Check if the tokenizer has been trained or has a vocabulary loaded.

Returns:

bool: True if the tokenizer has merge rules, False otherwise

Example:

tokenizer = rustmolbpe.SmilesTokenizer()
print(tokenizer.is_trained())  # False

tokenizer.train_from_iterator(iter(["CCO", "CCC"]), vocab_size=50)
print(tokenizer.is_trained())  # True

get_merges¶

def get_merges(self) -> List[Tuple[str, str, str]]

Get the learned merge rules as tuples.

Returns:

List[Tuple[str, str, str]]: List of (left_token, right_token, merged_token) tuples, ordered by merge priority

Example:

tokenizer = rustmolbpe.SmilesTokenizer()
tokenizer.load_vocabulary("data/chembl36_vocab.txt")
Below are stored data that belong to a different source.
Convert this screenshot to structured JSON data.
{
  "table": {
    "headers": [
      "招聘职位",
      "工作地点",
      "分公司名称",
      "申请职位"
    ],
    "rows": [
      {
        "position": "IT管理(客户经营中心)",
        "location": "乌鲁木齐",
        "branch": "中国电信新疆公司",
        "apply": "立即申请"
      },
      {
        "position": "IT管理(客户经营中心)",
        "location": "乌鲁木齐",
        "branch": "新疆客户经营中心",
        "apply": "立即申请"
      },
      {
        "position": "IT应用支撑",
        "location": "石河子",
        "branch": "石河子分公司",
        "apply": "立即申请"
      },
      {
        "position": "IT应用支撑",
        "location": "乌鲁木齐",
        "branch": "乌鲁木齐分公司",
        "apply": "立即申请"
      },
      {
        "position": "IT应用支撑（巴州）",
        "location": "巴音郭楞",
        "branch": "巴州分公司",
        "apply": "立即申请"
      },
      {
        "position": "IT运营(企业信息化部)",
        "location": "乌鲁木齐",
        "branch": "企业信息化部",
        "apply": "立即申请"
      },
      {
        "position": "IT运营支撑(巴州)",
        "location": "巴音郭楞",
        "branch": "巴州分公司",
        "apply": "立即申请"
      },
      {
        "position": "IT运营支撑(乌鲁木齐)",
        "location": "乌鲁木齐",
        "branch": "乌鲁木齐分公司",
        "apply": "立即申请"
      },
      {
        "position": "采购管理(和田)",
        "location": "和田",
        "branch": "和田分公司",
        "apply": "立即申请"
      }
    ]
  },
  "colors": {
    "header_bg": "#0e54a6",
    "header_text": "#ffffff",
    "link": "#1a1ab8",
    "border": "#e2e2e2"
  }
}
merges = tokenizer.get_merges()
print(merges[:3])  # First 3 merge rules
# [('c', 'c', 'cc'), ('C', 'C', 'CC'), ('c', '1', 'c1')]

Serialization¶

Pickle Support¶

SmilesTokenizer supports Python's pickle protocol for serialization.

import pickle

tokenizer = rustmolbpe.SmilesTokenizer()
tokenizer.load_vocabulary("data/chembl36_vocab.txt")

# Save to bytes
data = pickle.dumps(tokenizer)

# Restore from bytes
restored = pickle.loads(data)

# Verify
assert tokenizer.encode("CCO") == restored.encode("CCO")

Multiprocessing Example:

from multiprocessing import Pool
import rustmolbpe

def encode_smiles(smiles):
    # tokenizer is pickled and sent to worker processes
    return tokenizer.encode(smiles)

tokenizer = rustmolbpe.SmilesTokenizer()
tokenizer.load_vocabulary("data/chembl36_vocab.txt")

smiles_list = ["CCO", "c1ccccc1", "CC(=O)O"]
with Pool(4) as pool:
    results = pool.map(encode_smiles, smiles_list)